Cloud computing for cyber-physical systems is in vogue; see, for example, this NSF-sponsored workshop on the topic. The idea behind cloud CPS is much the same as for information technology---move some important operations to remote server farms.  This idea leverages both efficient servers and ubiquitous Internet.

However, the technical challenges behind cloud CPS are different and arguably harder than those for database-oriented operations.  Control systems have deadlines.  If your control system is in the clouds, then each control sample has to perform its complete round trip: to the cloud server through the Internet,  computing in the cloud, then back to the physical plant. The basic physics of communication mean that we won't be able to put very high rate, low latency control loops in the cloud.  Bandwidth isn't the only requirement---latency is ultimately determined by the speed of light.  But there are a lot of control loops that are slow enough to allow them to be put in the clouds.  Many hierarchical control systems have some very fast control loops and supervisory control that runs much more slowly. My favorite example is traffic control.  The decisions required to time the lights could be performed in the cloud; rather than have each city buy and maintain its own traffic flow system, all cities could share a more sophisticated control system located in the cloud.
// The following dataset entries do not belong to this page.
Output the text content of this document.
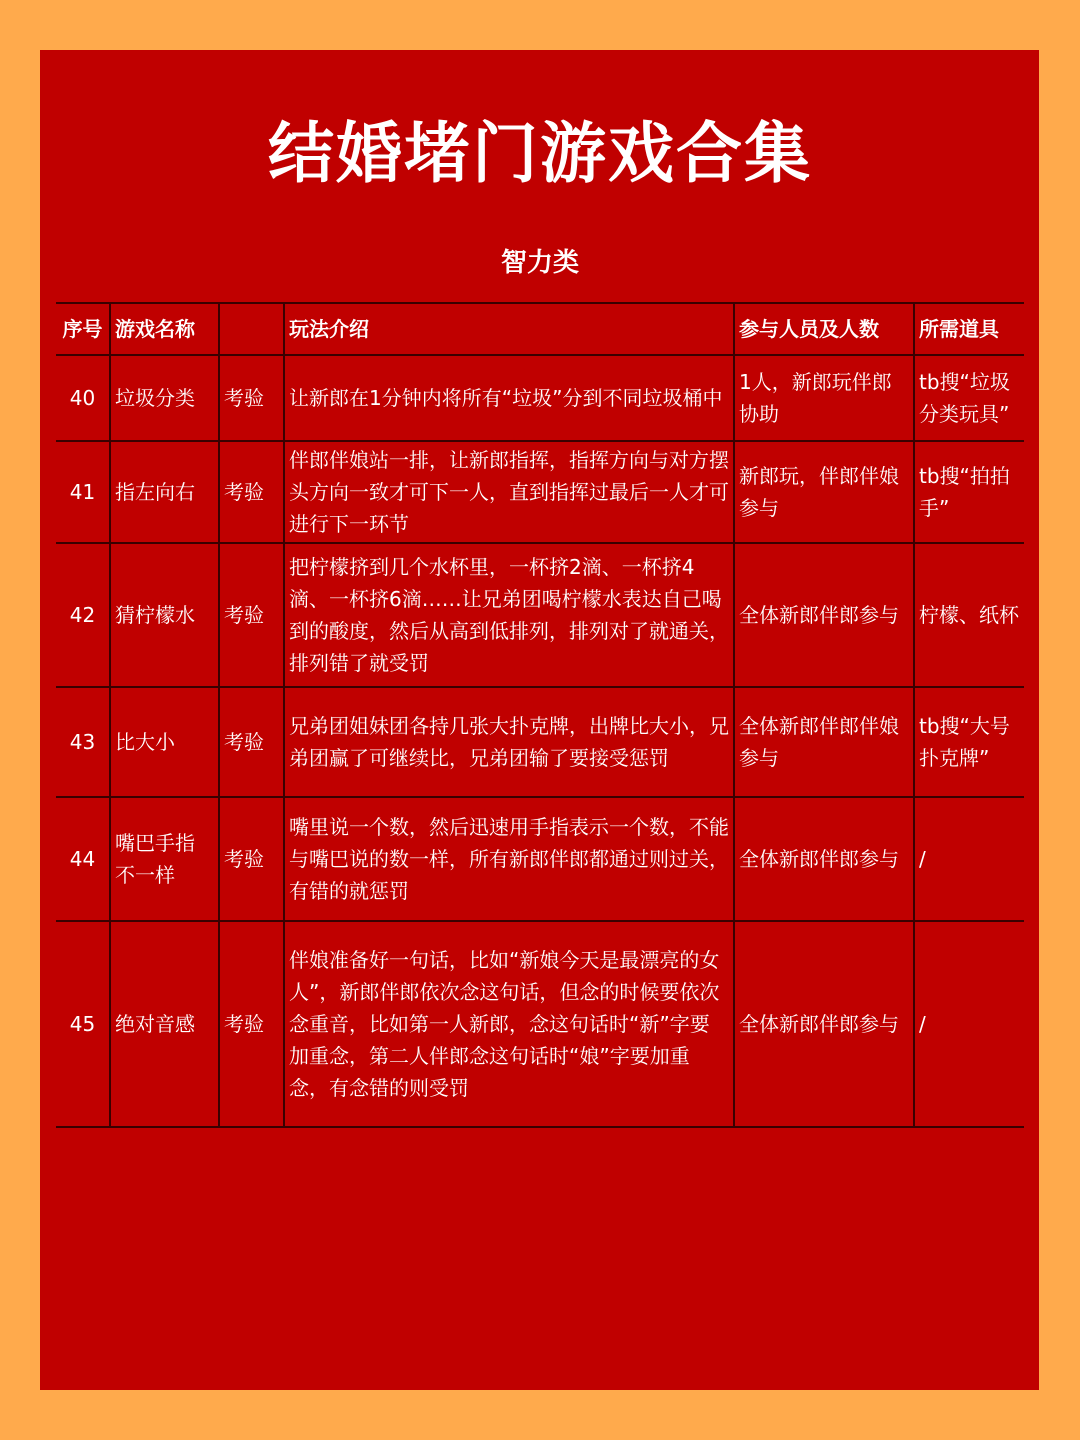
结婚堵门游戏合集
智力类
序号	游戏名称		玩法介绍	参与人员及人数	所需道具
40	垃圾分类	考验	让新郎在1分钟内将所有“垃圾”分到不同垃圾桶中	1人，新郎玩伴郎协助	tb搜“垃圾分类玩具”
41	指左向右	考验	伴郎伴娘站一排，让新郎指挥，指挥方向与对方摆头方向一致才可下一人，直到指挥过最后一人才可进行下一环节	新郎玩，伴郎伴娘参与	tb搜“拍拍手”
42	猜柠檬水	考验	把柠檬挤到几个水杯里，一杯挤2滴、一杯挤4滴、一杯挤6滴……让兄弟团喝柠檬水表达自己喝到的酸度，然后从高到低排列，排列对了就通关，排列错了就受罚	全体新郎伴郎参与	柠檬、纸杯
43	比大小	考验	兄弟团姐妹团各持几张大扑克牌，出牌比大小，兄弟团赢了可继续比，兄弟团输了要接受惩罚	全体新郎伴郎伴娘参与	tb搜“大号扑克牌”
44	嘴巴手指不一样	考验	嘴里说一个数，然后迅速用手指表示一个数，不能与嘴巴说的数一样，所有新郎伴郎都通过则过关，有错的就惩罚	全体新郎伴郎参与	/
45	绝对音感	考验	伴娘准备好一句话，比如“新娘今天是最漂亮的女人”，新郎伴郎依次念这句话，但念的时候要依次念重音，比如第一人新郎，念这句话时“新”字要加重念，第二人伴郎念这句话时“娘”字要加重念，有念错的则受罚	全体新郎伴郎参与	/
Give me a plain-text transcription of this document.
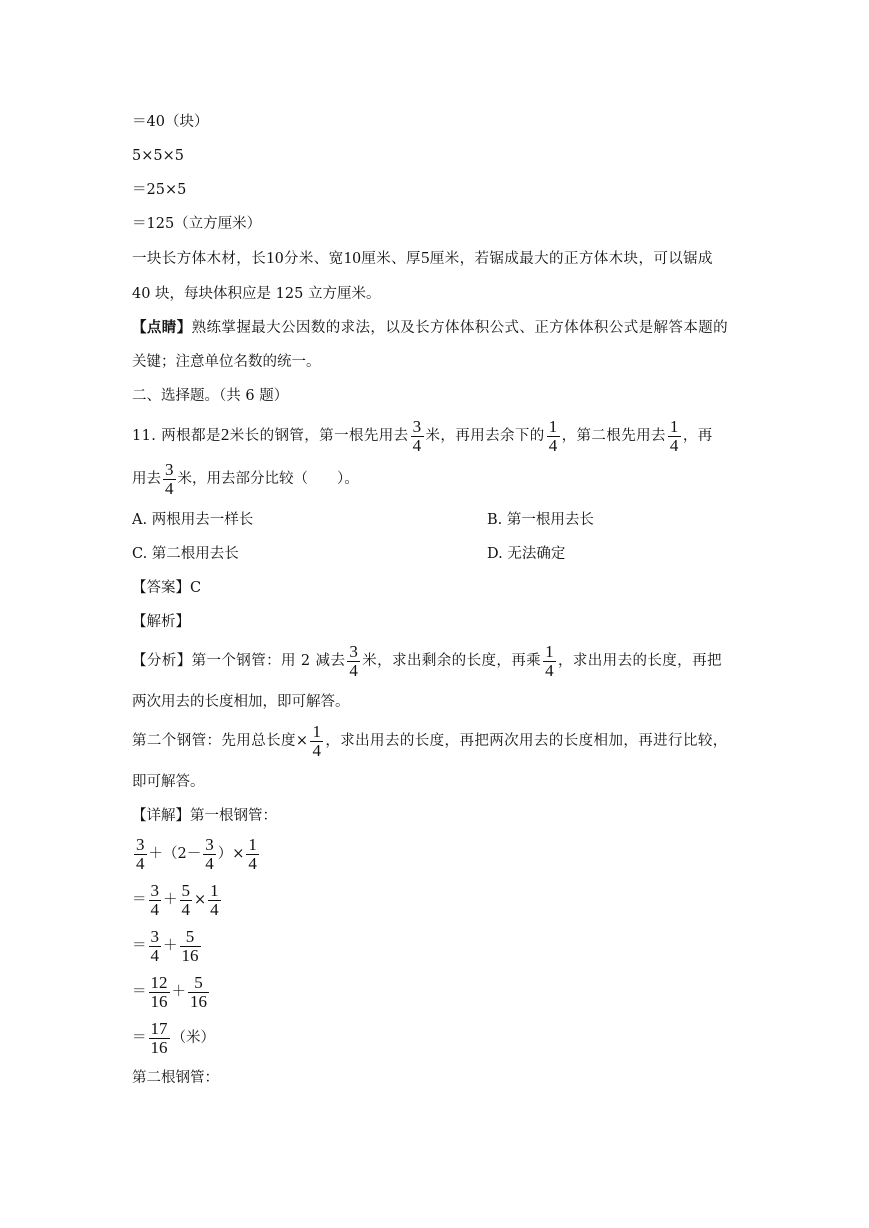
＝40（块）
5×5×5
＝25×5
＝125（立方厘米）
一块长方体木材，长10分米、宽10厘米、厚5厘米，若锯成最大的正方体木块，可以锯成
40 块，每块体积应是 125 立方厘米。
【点睛】熟练掌握最大公因数的求法，以及长方体体积公式、正方体体积公式是解答本题的
关键；注意单位名数的统一。
二、选择题。（共 6 题）
11. 两根都是2米长的钢管，第一根先用去 $\frac{3}{4}$ 米，再用去余下的 $\frac{1}{4}$ ，第二根先用去 $\frac{1}{4}$ ，再
用去 $\frac{3}{4}$ 米，用去部分比较（　　）。
A. 两根用去一样长	B. 第一根用去长
C. 第二根用去长	D. 无法确定
【答案】C
【解析】
【分析】第一个钢管：用 2 减去 $\frac{3}{4}$ 米，求出剩余的长度，再乘 $\frac{1}{4}$ ，求出用去的长度，再把
两次用去的长度相加，即可解答。
第二个钢管：先用总长度× $\frac{1}{4}$ ，求出用去的长度，再把两次用去的长度相加，再进行比较，
即可解答。
【详解】第一根钢管：
$\frac{3}{4} +(2- \frac{3}{4}$ ）× $\frac{1}{4}$
＝ $\frac{3}{4} + \frac{5}{4} \times \frac{1}{4}$
＝ $\frac{3}{4} + \frac{5}{16}$
＝ $\frac{12}{16} + \frac{5}{16}$
＝ $\frac{17}{16}$ （米）
第二根钢管：
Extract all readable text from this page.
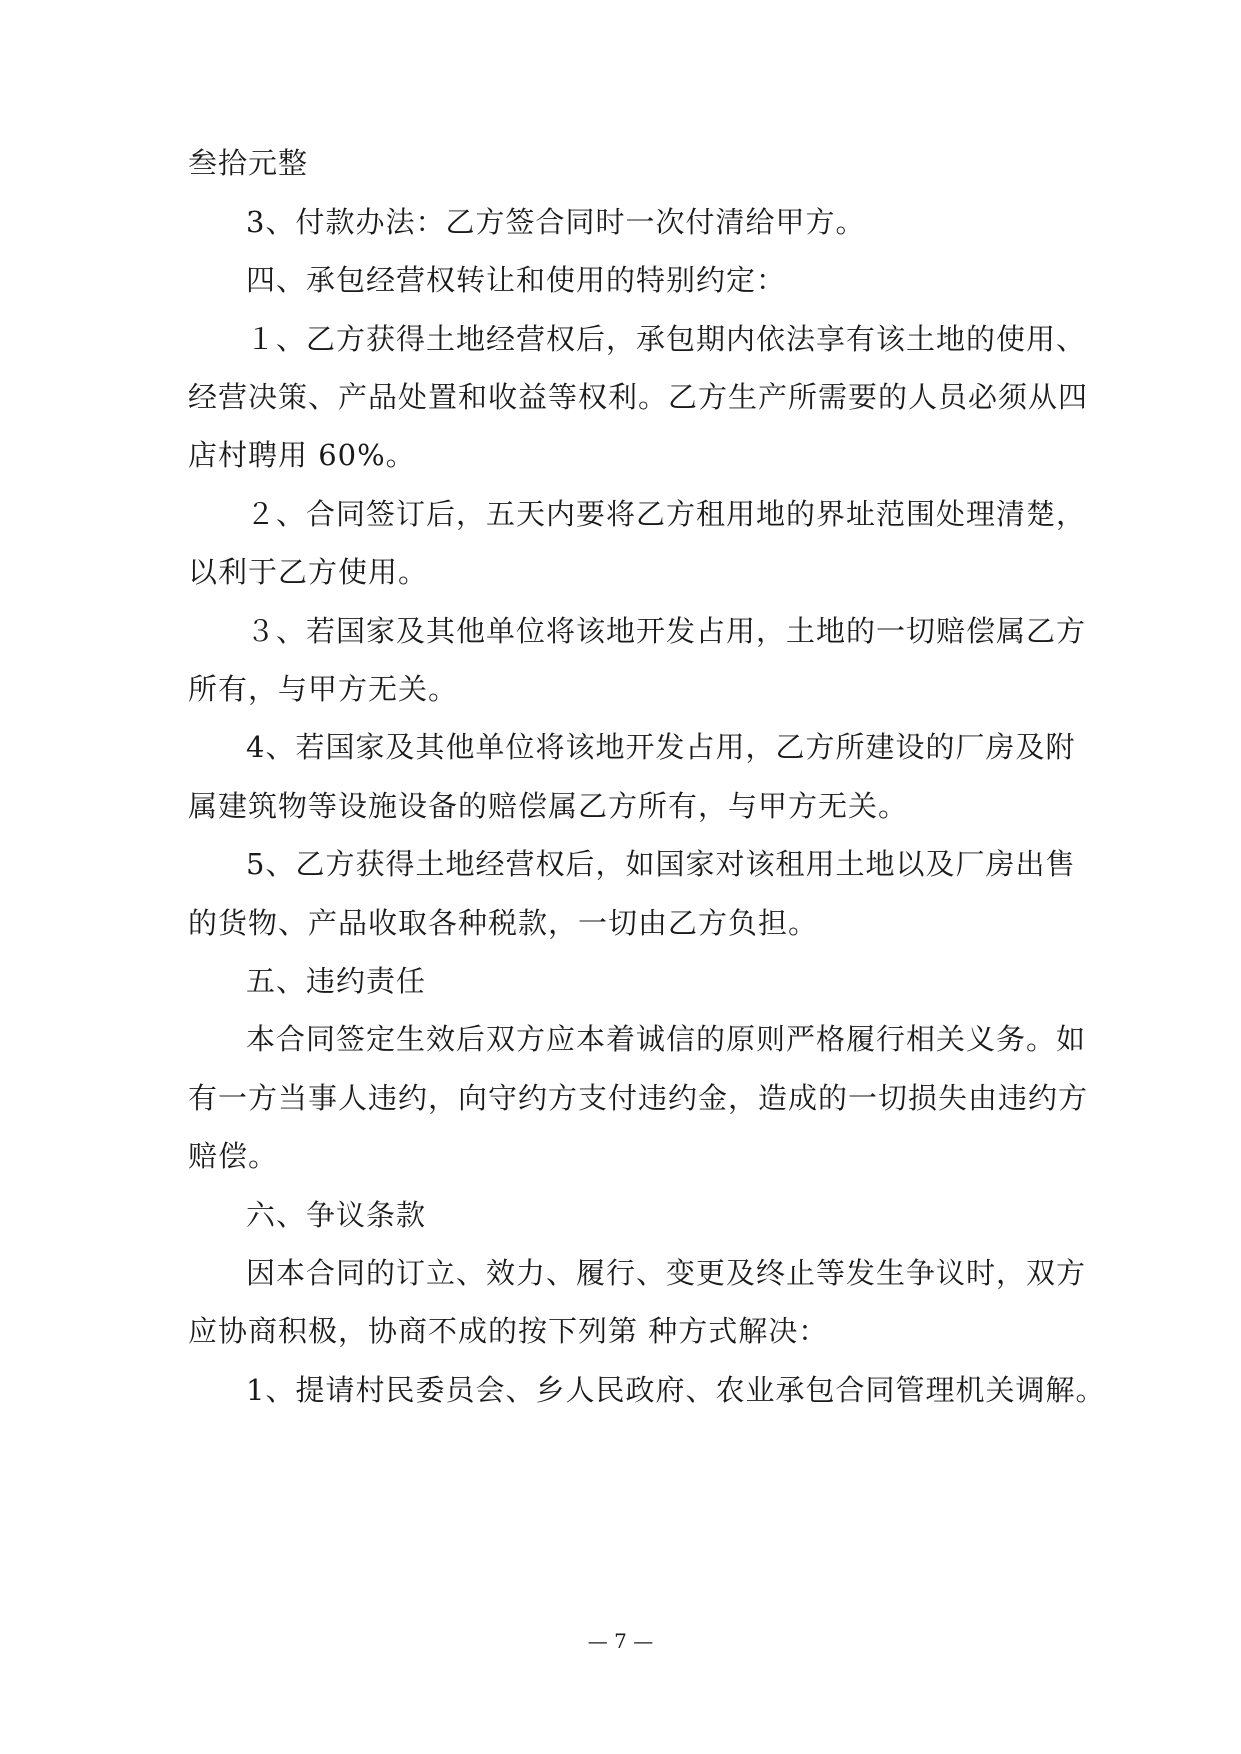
叁拾元整
3、付款办法：乙方签合同时一次付清给甲方。
四、承包经营权转让和使用的特别约定：
１、乙方获得土地经营权后，承包期内依法享有该土地的使用、
经营决策、产品处置和收益等权利。乙方生产所需要的人员必须从四
店村聘用 60%。
２、合同签订后，五天内要将乙方租用地的界址范围处理清楚，
以利于乙方使用。
３、若国家及其他单位将该地开发占用，土地的一切赔偿属乙方
所有，与甲方无关。
4、若国家及其他单位将该地开发占用，乙方所建设的厂房及附
属建筑物等设施设备的赔偿属乙方所有，与甲方无关。
5、乙方获得土地经营权后，如国家对该租用土地以及厂房出售
的货物、产品收取各种税款，一切由乙方负担。
五、违约责任
本合同签定生效后双方应本着诚信的原则严格履行相关义务。如
有一方当事人违约，向守约方支付违约金，造成的一切损失由违约方
赔偿。
六、争议条款
因本合同的订立、效力、履行、变更及终止等发生争议时，双方
应协商积极，协商不成的按下列第 种方式解决：
1、提请村民委员会、乡人民政府、农业承包合同管理机关调解。
— 7 —
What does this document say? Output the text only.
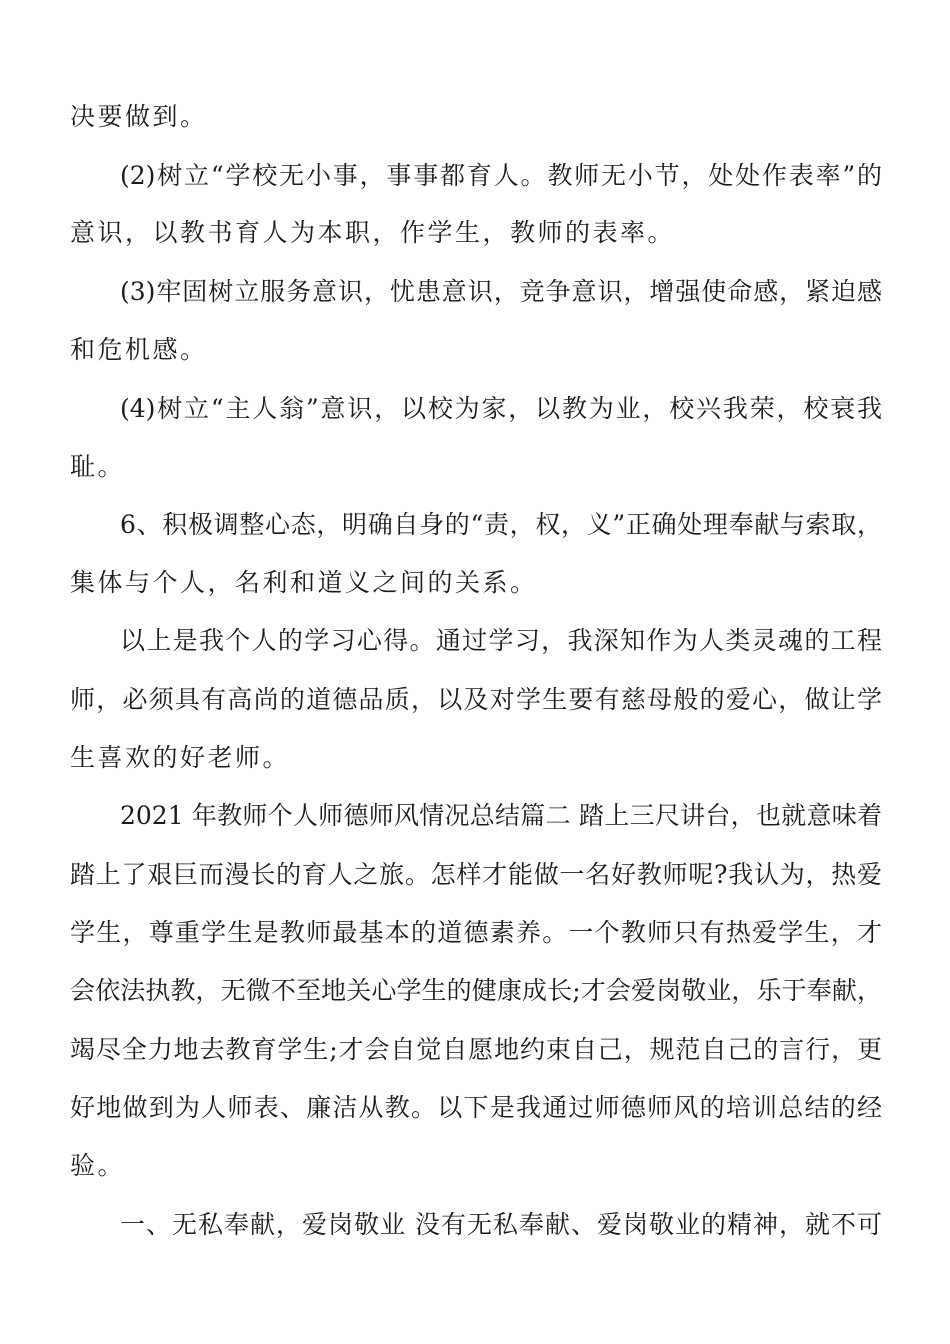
决要做到。
(2)树立“学校无小事，事事都育人。教师无小节，处处作表率”的
意识，以教书育人为本职，作学生，教师的表率。
(3)牢固树立服务意识，忧患意识，竞争意识，增强使命感，紧迫感
和危机感。
(4)树立“主人翁”意识，以校为家，以教为业，校兴我荣，校衰我
耻。
6、积极调整心态，明确自身的“责，权，义”正确处理奉献与索取，
集体与个人，名利和道义之间的关系。
以上是我个人的学习心得。通过学习，我深知作为人类灵魂的工程
师，必须具有高尚的道德品质，以及对学生要有慈母般的爱心，做让学
生喜欢的好老师。
2021 年教师个人师德师风情况总结篇二 踏上三尺讲台，也就意味着
踏上了艰巨而漫长的育人之旅。怎样才能做一名好教师呢?我认为，热爱
学生，尊重学生是教师最基本的道德素养。一个教师只有热爱学生，才
会依法执教，无微不至地关心学生的健康成长;才会爱岗敬业，乐于奉献，
竭尽全力地去教育学生;才会自觉自愿地约束自己，规范自己的言行，更
好地做到为人师表、廉洁从教。以下是我通过师德师风的培训总结的经
验。
一、无私奉献，爱岗敬业 没有无私奉献、爱岗敬业的精神，就不可
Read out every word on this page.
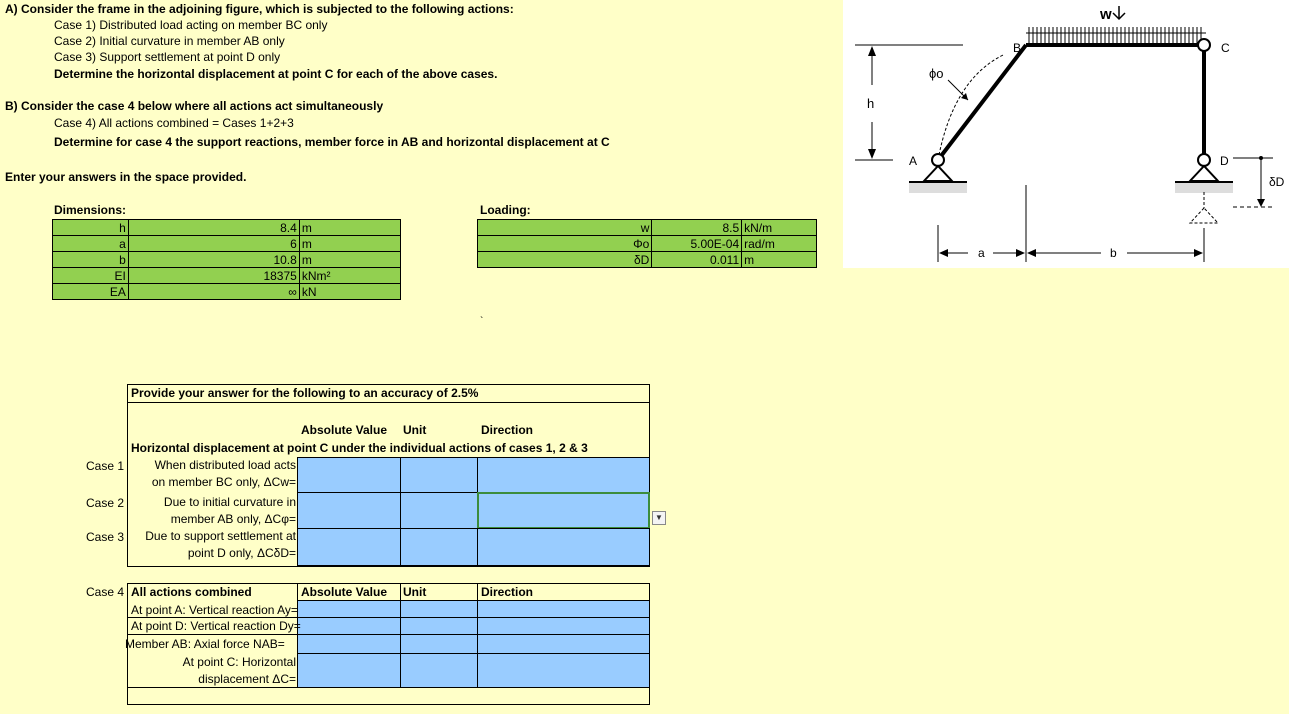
A) Consider the frame in the adjoining figure, which is subjected to the following actions:
Case 1) Distributed load acting on member BC only
Case 2) Initial curvature in member AB only
Case 3) Support settlement at point D only
Determine the horizontal displacement at point C for each of the above cases.
B) Consider the case 4 below where all actions act simultaneously
Case 4) All actions combined = Cases 1+2+3
Determine for case 4 the support reactions, member force in AB and horizontal displacement at C
Enter your answers in the space provided.
Dimensions:
h	8.4	m
a	6	m
b	10.8	m
EI	18375	kNm²
EA	∞	kN
Loading:
w	8.5	kN/m
Φo	5.00E-04	rad/m
δD	0.011	m
Provide your answer for the following to an accuracy of 2.5%
Absolute Value Unit	Direction
Horizontal displacement at point C under the individual actions of cases 1, 2 & 3
Case 1	When distributed load acts
on member BC only, ΔCw=
Case 2	Due to initial curvature in
member AB only, ΔCφ=	▼
Case 3	Due to support settlement at
point D only, ΔCδD=
Case 4 All actions combined	Absolute Value Unit	Direction
At point A: Vertical reaction Ay=
At point D: Vertical reaction Dy=
Member AB: Axial force NAB=
At point C: Horizontal
displacement ΔC=
w
ϕo
B	C
A	D
δD
h
a	b
`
People often assume that cost savings is the primary motivation for putting cyber-physical systems in the cloud.  In fact, reliability is an even greater motivation.  Designing a highly-available server farm is a challenging task.  A typical large server farm consumes the electricity of a city of 50,000 people, but it crams all that energy into a space the size of a large conference room.  All the heat that is generated by those computers makes for a very challenging heat transfer problem.  Not only does the heat cost money to eliminate with cooling systems, it's a major source of failures as components overheat.


If you run a safety-critical, high-reliability cyber-physical system, you should seriously think about putting your SCADA (supervisory control) system in the cloud, preferably run by someone who does it full time.  The challenge of running a highly-reliable server system is big enough that it shouldn't be left to amateurs.